Сегодня он подготавливает дом. Это означает спрятать в гараж велосипед Натаниэля, достать вместо него санки и снегоступы. Калеб укрыл кусты, растущие перед домом, треугольными деревянными козлами — небольшие шляпки, чтобы уберечь хрупкие ветки ото льда и снега, которые будут соскальзывать с крыши.
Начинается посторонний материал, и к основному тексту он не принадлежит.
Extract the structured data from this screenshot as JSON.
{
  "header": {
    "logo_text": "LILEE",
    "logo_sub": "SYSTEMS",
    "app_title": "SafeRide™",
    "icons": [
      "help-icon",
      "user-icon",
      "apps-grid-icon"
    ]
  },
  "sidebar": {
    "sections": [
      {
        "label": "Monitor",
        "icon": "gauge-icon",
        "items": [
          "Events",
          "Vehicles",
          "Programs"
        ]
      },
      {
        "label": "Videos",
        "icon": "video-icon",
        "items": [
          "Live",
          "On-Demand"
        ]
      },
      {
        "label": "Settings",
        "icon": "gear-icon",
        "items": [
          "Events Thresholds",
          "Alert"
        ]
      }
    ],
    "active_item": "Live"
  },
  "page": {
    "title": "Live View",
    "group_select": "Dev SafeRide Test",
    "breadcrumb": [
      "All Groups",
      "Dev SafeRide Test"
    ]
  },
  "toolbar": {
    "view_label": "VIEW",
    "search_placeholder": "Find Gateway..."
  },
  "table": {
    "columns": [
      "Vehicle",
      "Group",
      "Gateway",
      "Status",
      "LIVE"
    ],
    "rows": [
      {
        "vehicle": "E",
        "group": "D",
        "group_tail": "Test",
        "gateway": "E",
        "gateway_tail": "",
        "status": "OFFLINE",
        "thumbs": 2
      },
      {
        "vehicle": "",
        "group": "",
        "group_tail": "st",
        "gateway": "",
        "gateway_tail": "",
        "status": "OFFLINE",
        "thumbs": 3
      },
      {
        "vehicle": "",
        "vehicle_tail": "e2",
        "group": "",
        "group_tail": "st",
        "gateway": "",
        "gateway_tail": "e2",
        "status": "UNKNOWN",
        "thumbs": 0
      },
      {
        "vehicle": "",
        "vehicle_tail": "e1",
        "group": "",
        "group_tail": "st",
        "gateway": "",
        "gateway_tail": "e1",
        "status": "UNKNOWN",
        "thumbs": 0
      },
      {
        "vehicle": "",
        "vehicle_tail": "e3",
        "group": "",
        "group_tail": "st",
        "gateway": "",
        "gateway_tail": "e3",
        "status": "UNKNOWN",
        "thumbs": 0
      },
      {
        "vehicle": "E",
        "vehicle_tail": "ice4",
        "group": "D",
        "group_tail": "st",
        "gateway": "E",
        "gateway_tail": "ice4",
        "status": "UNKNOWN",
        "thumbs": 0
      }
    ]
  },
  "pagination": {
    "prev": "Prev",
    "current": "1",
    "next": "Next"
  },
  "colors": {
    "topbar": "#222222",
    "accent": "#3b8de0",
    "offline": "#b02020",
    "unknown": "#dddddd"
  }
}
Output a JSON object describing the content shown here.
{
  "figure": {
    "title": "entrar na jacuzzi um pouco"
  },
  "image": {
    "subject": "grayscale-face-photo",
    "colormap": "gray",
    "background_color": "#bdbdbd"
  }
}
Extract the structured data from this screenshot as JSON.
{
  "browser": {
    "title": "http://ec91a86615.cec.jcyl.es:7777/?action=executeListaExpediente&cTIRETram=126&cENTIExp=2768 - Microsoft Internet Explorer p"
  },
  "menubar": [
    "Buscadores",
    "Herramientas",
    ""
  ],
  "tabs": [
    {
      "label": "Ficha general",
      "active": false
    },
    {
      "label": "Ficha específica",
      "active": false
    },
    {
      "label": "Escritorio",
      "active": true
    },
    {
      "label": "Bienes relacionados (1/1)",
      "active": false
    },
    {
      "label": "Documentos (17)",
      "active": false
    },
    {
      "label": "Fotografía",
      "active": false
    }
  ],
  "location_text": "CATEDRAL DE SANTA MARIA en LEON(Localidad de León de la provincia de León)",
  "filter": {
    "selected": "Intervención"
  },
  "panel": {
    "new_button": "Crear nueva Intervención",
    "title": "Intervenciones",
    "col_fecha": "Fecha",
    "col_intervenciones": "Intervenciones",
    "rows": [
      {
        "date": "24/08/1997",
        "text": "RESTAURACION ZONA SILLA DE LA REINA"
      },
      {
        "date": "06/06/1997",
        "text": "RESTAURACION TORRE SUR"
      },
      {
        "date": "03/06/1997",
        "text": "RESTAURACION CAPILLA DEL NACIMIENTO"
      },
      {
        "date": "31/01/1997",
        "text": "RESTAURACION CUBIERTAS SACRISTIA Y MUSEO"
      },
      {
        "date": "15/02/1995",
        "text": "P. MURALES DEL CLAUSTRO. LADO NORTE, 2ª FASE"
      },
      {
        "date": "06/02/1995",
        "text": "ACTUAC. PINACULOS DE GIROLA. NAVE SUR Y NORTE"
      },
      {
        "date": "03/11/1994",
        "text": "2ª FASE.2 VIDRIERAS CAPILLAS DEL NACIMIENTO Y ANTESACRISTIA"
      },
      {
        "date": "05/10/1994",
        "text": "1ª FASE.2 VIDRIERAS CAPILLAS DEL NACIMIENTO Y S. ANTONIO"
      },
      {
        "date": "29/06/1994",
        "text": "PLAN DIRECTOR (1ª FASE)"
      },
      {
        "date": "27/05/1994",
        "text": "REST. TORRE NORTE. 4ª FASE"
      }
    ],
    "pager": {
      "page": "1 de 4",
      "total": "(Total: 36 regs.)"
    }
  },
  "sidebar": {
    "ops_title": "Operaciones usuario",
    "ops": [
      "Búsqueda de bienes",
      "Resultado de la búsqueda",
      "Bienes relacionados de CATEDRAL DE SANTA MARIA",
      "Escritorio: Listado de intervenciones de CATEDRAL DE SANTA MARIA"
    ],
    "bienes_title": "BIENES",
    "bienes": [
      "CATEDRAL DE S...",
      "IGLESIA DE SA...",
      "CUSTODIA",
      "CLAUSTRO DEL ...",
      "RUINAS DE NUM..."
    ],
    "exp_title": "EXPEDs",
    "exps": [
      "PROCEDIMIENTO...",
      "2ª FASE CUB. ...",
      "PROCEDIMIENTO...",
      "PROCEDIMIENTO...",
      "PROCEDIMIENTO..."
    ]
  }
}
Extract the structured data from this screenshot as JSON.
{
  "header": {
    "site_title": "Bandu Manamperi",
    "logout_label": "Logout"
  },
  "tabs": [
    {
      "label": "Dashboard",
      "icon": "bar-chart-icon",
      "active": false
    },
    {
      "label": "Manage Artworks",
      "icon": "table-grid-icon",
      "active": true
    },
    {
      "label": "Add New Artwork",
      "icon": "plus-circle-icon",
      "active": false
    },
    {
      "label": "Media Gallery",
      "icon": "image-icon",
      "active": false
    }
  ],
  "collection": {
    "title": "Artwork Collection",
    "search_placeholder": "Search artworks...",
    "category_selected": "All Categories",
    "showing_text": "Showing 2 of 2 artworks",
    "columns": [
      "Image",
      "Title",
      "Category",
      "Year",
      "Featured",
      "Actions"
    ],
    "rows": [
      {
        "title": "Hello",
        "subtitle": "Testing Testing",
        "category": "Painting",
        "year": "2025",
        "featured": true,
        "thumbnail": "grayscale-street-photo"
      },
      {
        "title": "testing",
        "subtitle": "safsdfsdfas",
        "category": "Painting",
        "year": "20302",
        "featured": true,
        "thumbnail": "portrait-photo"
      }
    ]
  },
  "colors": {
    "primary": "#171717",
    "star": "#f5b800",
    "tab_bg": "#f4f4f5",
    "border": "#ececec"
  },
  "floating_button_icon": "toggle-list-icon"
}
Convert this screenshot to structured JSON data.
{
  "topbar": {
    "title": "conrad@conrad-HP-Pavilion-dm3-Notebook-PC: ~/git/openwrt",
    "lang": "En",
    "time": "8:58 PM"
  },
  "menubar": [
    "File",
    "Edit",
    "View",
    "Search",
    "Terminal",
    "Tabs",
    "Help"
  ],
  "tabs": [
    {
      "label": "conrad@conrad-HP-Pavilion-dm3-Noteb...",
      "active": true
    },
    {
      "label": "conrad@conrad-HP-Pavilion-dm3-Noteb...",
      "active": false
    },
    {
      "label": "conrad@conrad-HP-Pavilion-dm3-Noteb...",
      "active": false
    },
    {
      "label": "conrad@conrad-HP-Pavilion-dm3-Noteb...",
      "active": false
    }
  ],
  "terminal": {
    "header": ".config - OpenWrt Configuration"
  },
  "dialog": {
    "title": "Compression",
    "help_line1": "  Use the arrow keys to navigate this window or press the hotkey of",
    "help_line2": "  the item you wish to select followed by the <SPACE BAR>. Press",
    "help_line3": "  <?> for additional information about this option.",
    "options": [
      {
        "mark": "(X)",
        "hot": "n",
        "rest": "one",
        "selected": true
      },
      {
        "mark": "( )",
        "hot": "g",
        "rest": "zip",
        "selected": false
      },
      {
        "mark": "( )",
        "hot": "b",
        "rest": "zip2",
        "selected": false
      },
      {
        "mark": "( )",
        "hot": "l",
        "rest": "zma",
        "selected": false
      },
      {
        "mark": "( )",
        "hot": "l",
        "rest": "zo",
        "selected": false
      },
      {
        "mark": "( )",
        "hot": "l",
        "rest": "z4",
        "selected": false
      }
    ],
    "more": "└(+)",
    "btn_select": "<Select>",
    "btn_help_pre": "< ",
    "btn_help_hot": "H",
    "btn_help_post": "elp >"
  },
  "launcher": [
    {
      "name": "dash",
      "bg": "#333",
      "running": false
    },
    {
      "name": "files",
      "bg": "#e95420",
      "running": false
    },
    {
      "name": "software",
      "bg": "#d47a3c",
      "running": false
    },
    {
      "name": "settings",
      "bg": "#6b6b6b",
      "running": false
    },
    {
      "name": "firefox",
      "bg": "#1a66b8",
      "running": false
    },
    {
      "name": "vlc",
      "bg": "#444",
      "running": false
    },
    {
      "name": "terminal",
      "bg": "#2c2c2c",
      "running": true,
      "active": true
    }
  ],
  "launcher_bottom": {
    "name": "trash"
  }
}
Сейчас осталось только запастись дровами на зиму. Он уже принес часть и сложил их крест-накрест в подвале. Серебристые дубовые занозы вонзаются в толстые перчатки, когда он берет поленья из кучи, сваленной под навесом, и аккуратно кладет на место. Калеб чувствует, как давит на него тоска, словно каждый растущий сантиметр поленницы забирает частичку лета — яркие стайки щеглов, журчащий ручей, груду земли, которую переворачивает землекоп. Всю зиму, пока он жжет эти поленницы, он представляет, что это головоломка. С каждым брошенным в огонь поленом он вспоминает пение сверчков. Или арку из звезд в июльском небе. И так далее, пока в подвале не останется дров, а весна не заявит о своих правах.
— Как думаешь, продержимся зиму?
От голоса Нины Калеб вздрагивает. Она спустилась в подвал и стоит, скрестив руки, на последней ступеньке, оглядывая гору дров.
— Тебе не кажется, что и так довольно? — добавляет она.
— Там еще много. — Калеб укладывает следующие два полена. — Только я еще не успел их занести.
Он чувствует на себе Нинин взгляд, поворачивается, нагибается, поднимает большую корягу и укладывает ее на высокую поленицу.